I'm sure you all know about the storm about the new code of conduct in freebsd. (you need to ask consent in advance before sending virtual hugs.... etc)
This is happening, because their governing structure is a committee. They are making an experiment in politics, with rules and votes and consensus etc....
You can easily avoid this, by just having an enlighten dictator. A bit like Torvalds with linux. In the Linux project, there is no committee and votes and politics. Linus has the final word. An open source project is not like in real life, if you think the benevolent dictator is a dick, you just tell him and fork.
So, trinity should remain a dictatorship. Even if the project got big. I'm assuming the dictator is petersons. And when he leaves, he must appoint a successor. If that ever turned to shit, people would have to decide to fork then. (Roman emperor Caligula once, ordered his men to collect seashells) A common mistake with projects/businesses, is that the founders don't think through about what happens after they are gone.
hugs :P
On 2018/03/11 06:35 AM, wofgdkncxojef@gmail.com wrote:
Hi every one.
I'm sure you all know about the storm about the new code of conduct in freebsd. (you need to ask consent in advance before sending virtual hugs.... etc)
This is happening, because their governing structure is a committee. They are making an experiment in politics, with rules and votes and consensus etc....
You can easily avoid this, by just having an enlighten dictator. A bit like Torvalds with linux. In the Linux project, there is no committee and votes and politics. Linus has the final word. An open source project is not like in real life, if you think the benevolent dictator is a dick, you just tell him and fork.
So, trinity should remain a dictatorship. Even if the project got big. I'm assuming the dictator is petersons. And when he leaves, he must appoint a successor. If that ever turned to shit, people would have to decide to fork then. (Roman emperor Caligula once, ordered his men to collect seashells) A common mistake with projects/businesses, is that the founders don't think through about what happens after they are gone.
hugs :P
Tim is the project BDFL, no worries :-) Cheers Michele
On Sat, Mar 10, 2018 at 10:35 PM, wofgdkncxojef@gmail.com wrote:
Hi every one.
I'm sure you all know about the storm about the new code of conduct in freebsd.
yes. insane. they'll learn. it'll be tough, but they'll learn.
https://slashdot.org/comments.pl?sid=11758156&cid=56183977 https://slashdot.org/comments.pl?sid=11758156&cid=56142132
(you need to ask consent in advance before sending virtual hugs.... etc)
This is happening, because their governing structure is a committee. They are making an experiment in politics, with rules and votes and consensus etc....

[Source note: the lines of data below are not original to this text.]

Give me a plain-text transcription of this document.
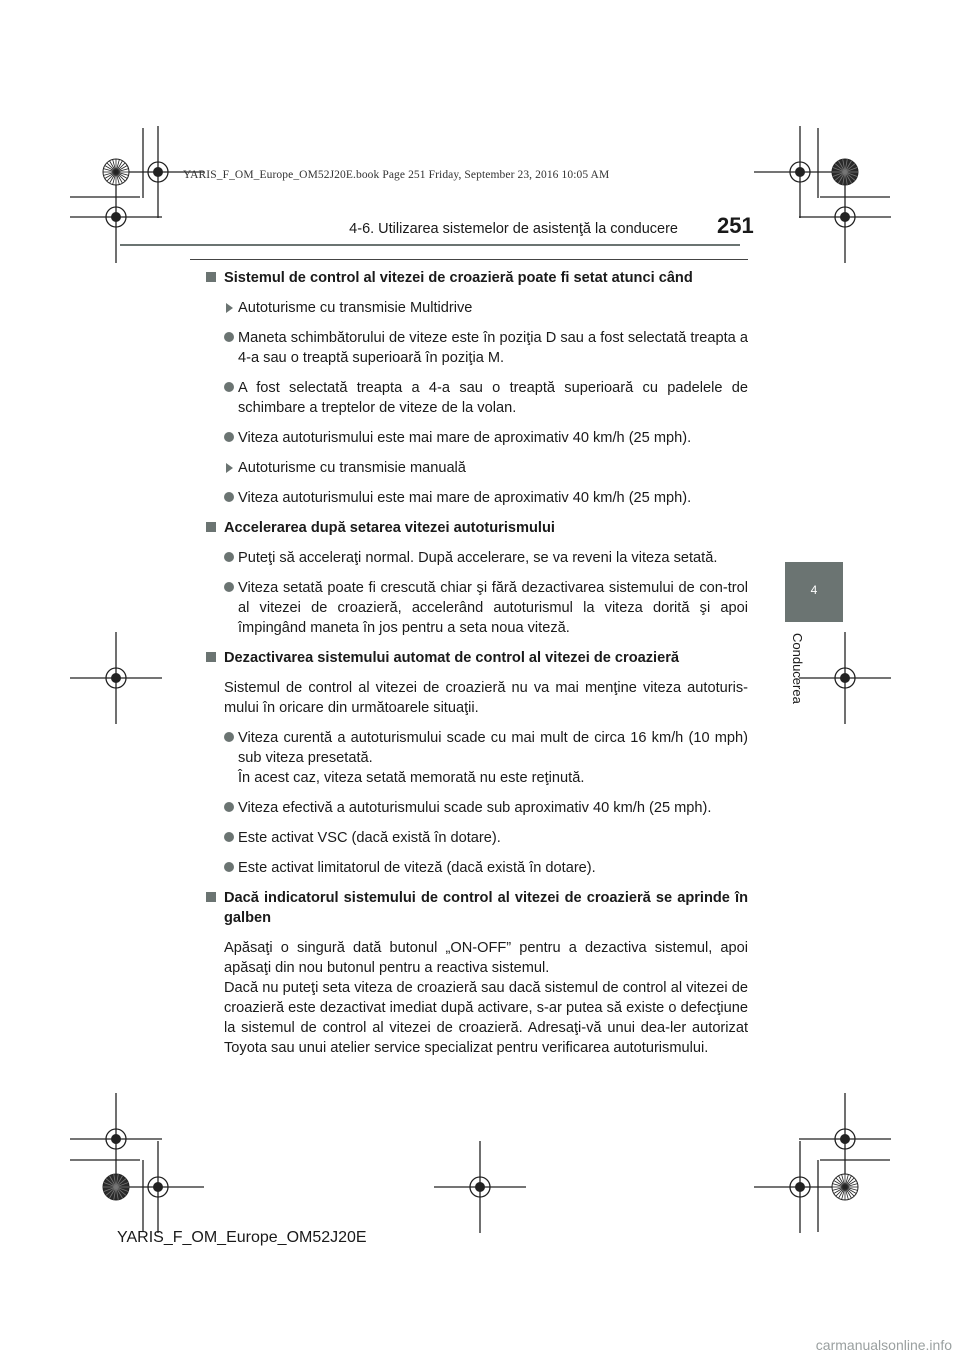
YARIS_F_OM_Europe_OM52J20E.book Page 251 Friday, September 23, 2016 10:05 AM
4-6. Utilizarea sistemelor de asistenţă la conducere 251
4
Conducerea
Sistemul de control al vitezei de croazieră poate fi setat atunci când
Autoturisme cu transmisie Multidrive
Maneta schimbătorului de viteze este în poziţia D sau a fost selectată treapta a 4-a sau o treaptă superioară în poziţia M.
A fost selectată treapta a 4-a sau o treaptă superioară cu padelele de schimbare a treptelor de viteze de la volan.
Viteza autoturismului este mai mare de aproximativ 40 km/h (25 mph).
Autoturisme cu transmisie manuală
Viteza autoturismului este mai mare de aproximativ 40 km/h (25 mph).
Accelerarea după setarea vitezei autoturismului
Puteţi să acceleraţi normal. După accelerare, se va reveni la viteza setată.
Viteza setată poate fi crescută chiar şi fără dezactivarea sistemului de con-trol al vitezei de croazieră, accelerând autoturismul la viteza dorită şi apoi împingând maneta în jos pentru a seta noua viteză.
Dezactivarea sistemului automat de control al vitezei de croazieră
Sistemul de control al vitezei de croazieră nu va mai menţine viteza autoturis-mului în oricare din următoarele situaţii.
Viteza curentă a autoturismului scade cu mai mult de circa 16 km/h (10 mph) sub viteza presetată.
În acest caz, viteza setată memorată nu este reţinută.
Viteza efectivă a autoturismului scade sub aproximativ 40 km/h (25 mph).
Este activat VSC (dacă există în dotare).
Este activat limitatorul de viteză (dacă există în dotare).
Dacă indicatorul sistemului de control al vitezei de croazieră se aprinde în galben
Apăsaţi o singură dată butonul „ON-OFF” pentru a dezactiva sistemul, apoi apăsaţi din nou butonul pentru a reactiva sistemul.
Dacă nu puteţi seta viteza de croazieră sau dacă sistemul de control al vitezei de croazieră este dezactivat imediat după activare, s-ar putea să existe o defecţiune la sistemul de control al vitezei de croazieră. Adresaţi-vă unui dea-ler autorizat Toyota sau unui atelier service specializat pentru verificarea autoturismului.
YARIS_F_OM_Europe_OM52J20E
carmanualsonline.info
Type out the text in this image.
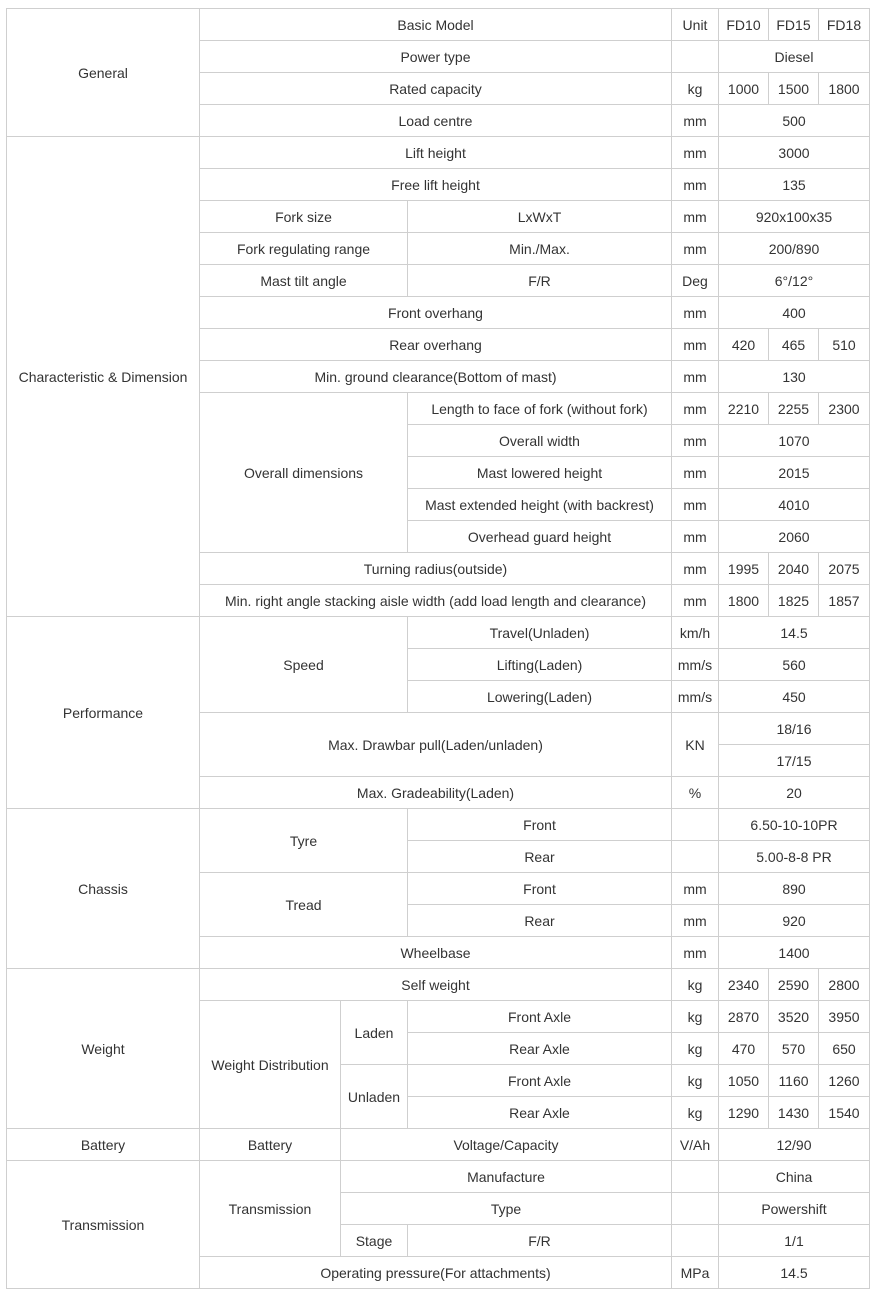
General	Basic Model			Unit	FD10	FD15	FD18
	Power type				Diesel		
	Rated capacity			kg	1000	1500	1800
	Load centre			mm	500		
Characteristic & Dimension	Lift height			mm	3000		
	Free lift height			mm	135		
	Fork size		LxWxT	mm	920x100x35		
	Fork regulating range		Min./Max.	mm	200/890		
	Mast tilt angle		F/R	Deg	6°/12°		
	Front overhang			mm	400		
	Rear overhang			mm	420	465	510
	Min. ground clearance(Bottom of mast)			mm	130		
	Overall dimensions		Length to face of fork (without fork)	mm	2210	2255	2300
			Overall width	mm	1070		
			Mast lowered height	mm	2015		
			Mast extended height (with backrest)	mm	4010		
			Overhead guard height	mm	2060		
	Turning radius(outside)			mm	1995	2040	2075
	Min. right angle stacking aisle width (add load length and clearance)			mm	1800	1825	1857
Performance	Speed		Travel(Unladen)	km/h	14.5		
			Lifting(Laden)	mm/s	560		
			Lowering(Laden)	mm/s	450		
	Max. Drawbar pull(Laden/unladen)			KN	18/16		
					17/15		
	Max. Gradeability(Laden)			%	20		
Chassis	Tyre		Front		6.50-10-10PR		
			Rear		5.00-8-8 PR		
	Tread		Front	mm	890		
			Rear	mm	920		
	Wheelbase			mm	1400		
Weight	Self weight			kg	2340	2590	2800
	Weight Distribution	Laden	Front Axle	kg	2870	3520	3950
			Rear Axle	kg	470	570	650
		Unladen	Front Axle	kg	1050	1160	1260
			Rear Axle	kg	1290	1430	1540
Battery	Battery	Voltage/Capacity		V/Ah	12/90		
Transmission	Transmission	Manufacture			China		
		Type			Powershift		
		Stage	F/R		1/1		
	Operating pressure(For attachments)			MPa	14.5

voting by majority gets you mob rule. https://www.youtube.com/watch?v=VNGFep6rncY
You can easily avoid this, by just having an enlighten dictator.
it's not the best long-term solution but is fairly high at the top when it comes to software libre projects, as actual contributions from part-time volunteers tend to be minute compared to the overall size of the project that the full-time lead has to deal with.

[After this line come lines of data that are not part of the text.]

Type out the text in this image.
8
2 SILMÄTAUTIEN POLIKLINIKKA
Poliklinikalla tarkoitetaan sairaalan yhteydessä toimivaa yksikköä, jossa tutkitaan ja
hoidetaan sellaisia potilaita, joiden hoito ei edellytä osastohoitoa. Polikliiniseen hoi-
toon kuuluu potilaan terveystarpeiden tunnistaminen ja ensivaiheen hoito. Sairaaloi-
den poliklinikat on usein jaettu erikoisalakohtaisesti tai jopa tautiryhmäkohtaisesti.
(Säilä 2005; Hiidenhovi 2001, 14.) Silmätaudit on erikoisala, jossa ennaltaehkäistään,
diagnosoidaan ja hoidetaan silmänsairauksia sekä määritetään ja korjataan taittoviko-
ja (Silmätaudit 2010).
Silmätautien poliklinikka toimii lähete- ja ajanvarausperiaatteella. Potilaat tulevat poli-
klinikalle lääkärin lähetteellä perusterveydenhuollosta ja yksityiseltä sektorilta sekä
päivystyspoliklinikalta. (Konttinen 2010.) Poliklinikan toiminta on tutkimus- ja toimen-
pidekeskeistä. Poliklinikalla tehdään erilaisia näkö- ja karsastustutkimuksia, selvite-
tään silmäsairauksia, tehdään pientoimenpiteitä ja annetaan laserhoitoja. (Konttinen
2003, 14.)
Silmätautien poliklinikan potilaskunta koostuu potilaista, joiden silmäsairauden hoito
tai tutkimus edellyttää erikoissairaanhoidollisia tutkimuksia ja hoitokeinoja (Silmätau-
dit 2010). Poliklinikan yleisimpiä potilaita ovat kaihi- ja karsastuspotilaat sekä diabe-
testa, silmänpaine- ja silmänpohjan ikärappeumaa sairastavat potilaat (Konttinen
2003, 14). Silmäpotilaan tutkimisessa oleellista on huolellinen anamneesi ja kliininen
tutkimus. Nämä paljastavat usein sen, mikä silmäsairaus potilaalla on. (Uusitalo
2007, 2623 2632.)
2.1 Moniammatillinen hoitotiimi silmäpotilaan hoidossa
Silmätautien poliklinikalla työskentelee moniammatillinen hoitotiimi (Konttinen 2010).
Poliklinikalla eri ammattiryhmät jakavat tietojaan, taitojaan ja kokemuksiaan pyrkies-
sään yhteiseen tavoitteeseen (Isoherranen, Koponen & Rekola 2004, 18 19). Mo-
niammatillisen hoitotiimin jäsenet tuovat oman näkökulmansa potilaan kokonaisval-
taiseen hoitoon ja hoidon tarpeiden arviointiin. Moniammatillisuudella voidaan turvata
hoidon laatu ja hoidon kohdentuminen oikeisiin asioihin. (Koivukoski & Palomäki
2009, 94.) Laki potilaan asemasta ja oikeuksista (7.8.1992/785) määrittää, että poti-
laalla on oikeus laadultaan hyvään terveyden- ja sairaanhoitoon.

A bit like Torvalds with linux. In the Linux project, there is no committee and votes and politics. Linus has the final word. An open source project is not like in real life, if you think the benevolent dictator is a dick, you just tell him and fork.

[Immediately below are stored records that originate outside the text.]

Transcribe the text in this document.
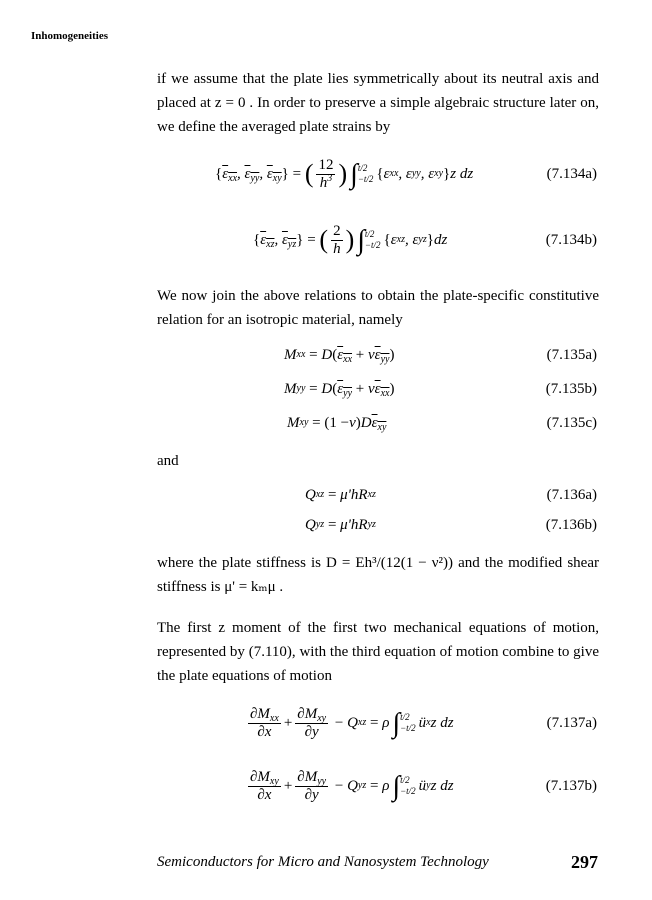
Inhomogeneities

if we assume that the plate lies symmetrically about its neutral axis and placed at z = 0 . In order to preserve a simple algebraic structure later on, we define the averaged plate strains by

{ $\varepsilon_{xx}$ , $\varepsilon_{yy}$ , $\varepsilon_{xy}$ } = ( $\frac{12}{h^3}$ ) ∫ t/2
−t/2 { ε xx , ε yy , ε xy } z dz	(7.134a)
{ $\varepsilon_{xz}$ , $\varepsilon_{yz}$ } = ( $\frac{2}{h}$ ) ∫ t/2
−t/2 { ε xz , ε yz } dz	(7.134b)

We now join the above relations to obtain the plate-specific constitutive relation for an isotropic material, namely

M xx = D ( $\varepsilon_{xx} + \nu$ $\varepsilon_{yy}$ )	(7.135a)
M yy = D ( $\varepsilon_{yy} + \nu$ $\varepsilon_{xx}$ )	(7.135b)
M xy = (1 − ν ) D $\varepsilon_{xy}$	(7.135c)

and

Q xz = μ'hR xz	(7.136a)
Q yz = μ'hR yz	(7.136b)

where the plate stiffness is D = Eh³/(12(1 − ν²)) and the modified shear stiffness is μ' = kₘμ .

The first z moment of the first two mechanical equations of motion, represented by (7.110), with the third equation of motion combine to give the plate equations of motion

$\frac{\partial M_{xx}}{\partial x} + \frac{\partial M_{xy}}{\partial y} - Q$ xz = ρ ∫ t/2
−t/2 ü x z dz	(7.137a)
$\frac{\partial M_{xy}}{\partial x} + \frac{\partial M_{yy}}{\partial y} - Q$ yz = ρ ∫ t/2
−t/2 ü y z dz	(7.137b)
Semiconductors for Micro and Nanosystem Technology	297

unfortunately this is a myth that a fork will succeed, it's amazing that trinity is going at all, and when i get spare funds i want to support the project to make damn sure it _does_ keep going. if you're going to fork a project you'd better have the resources to do it: most people don't, plain and simple.
trinity is an interesting throwback, it's a testament to the original code that it's still useful and working well, even now. i have clients running it. the complaints are down to bugs in firefox or chrome.
honestly though... i don't feel that there's anything to be concerned about. the people maintaining trinity are pretty sensible.
l.
unfortunately this is a myth that a fork will succeed,
In a situation like this, plenty of people from the old project want to leave also.
honestly though... i don't feel that there's anything to be concerned about. the people maintaining trinity are pretty sensible.
That's missleading. This type of decay happen slowly over time. It always start well with the founders, but as people come and go things deteriorate.... The guys that founded freebsd back in the 1993 didn't expect something like this.